The committee representing the largest faction of Syria's armed opposition has announced it will not participate in next week's Syrian peace conference in Sochi, Russia.
"The decision has been made to not go to Sochi," a spokesperson for the opposition High Negotiations Committee said on Friday, after the ninth round on UN-sponsored talks on Syria concluded without significant progress.
While opposition leaders and officials of the government in Damascus spent two days in Vienna, they did not meet face-to-face, instead exchanging proposals via the UN special envoy for Syria, Staffan de Mistura.
Representatives of President Bashar Assad's government accused the United States and Saudi Arabia of seeking to sabotage any efforts toward a political solution in Syria, where some 500,000 people have been killed since the conflict began in March 2011.
De Mistura told reporters that Secretary-General Antonio Guterres will decide whether the United Nations takes part in next week's Syrian National Dialogue Congress in Sochi.

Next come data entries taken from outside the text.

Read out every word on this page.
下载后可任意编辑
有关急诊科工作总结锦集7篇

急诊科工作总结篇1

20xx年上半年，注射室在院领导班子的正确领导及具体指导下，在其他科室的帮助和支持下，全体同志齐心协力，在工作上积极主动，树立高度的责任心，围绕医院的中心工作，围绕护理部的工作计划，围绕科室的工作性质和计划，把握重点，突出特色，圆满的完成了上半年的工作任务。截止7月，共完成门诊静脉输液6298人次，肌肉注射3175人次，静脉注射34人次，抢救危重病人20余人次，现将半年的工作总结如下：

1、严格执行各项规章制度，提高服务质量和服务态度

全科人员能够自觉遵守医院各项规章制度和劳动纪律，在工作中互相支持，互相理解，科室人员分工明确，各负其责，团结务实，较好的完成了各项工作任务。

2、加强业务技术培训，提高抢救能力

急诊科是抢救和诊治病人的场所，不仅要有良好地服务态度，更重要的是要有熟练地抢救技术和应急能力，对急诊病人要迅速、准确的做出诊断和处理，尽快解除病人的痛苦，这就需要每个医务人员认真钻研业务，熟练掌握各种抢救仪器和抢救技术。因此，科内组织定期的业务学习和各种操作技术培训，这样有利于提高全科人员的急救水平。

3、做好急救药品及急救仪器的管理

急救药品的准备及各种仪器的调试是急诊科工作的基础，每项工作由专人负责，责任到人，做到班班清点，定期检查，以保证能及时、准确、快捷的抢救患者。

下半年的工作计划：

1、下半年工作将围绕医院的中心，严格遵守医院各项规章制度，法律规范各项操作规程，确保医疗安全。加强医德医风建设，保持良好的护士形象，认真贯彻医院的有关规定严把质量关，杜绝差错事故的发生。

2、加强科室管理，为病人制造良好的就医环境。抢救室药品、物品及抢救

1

The main item on the agenda in Sochi will be the creation of a commission to draft a new constitution for Syria, Russian officials say.
Besides the Assad government and the main elements of the Syrian opposition, Russia has invited the other four permanent members of the UN Security Council - the US, China, France and Britain - as well as the governments of Egypt, Jordan, Iraq, Kazakhstan, Lebanon and Saudi Arabia to send delegates to the conference.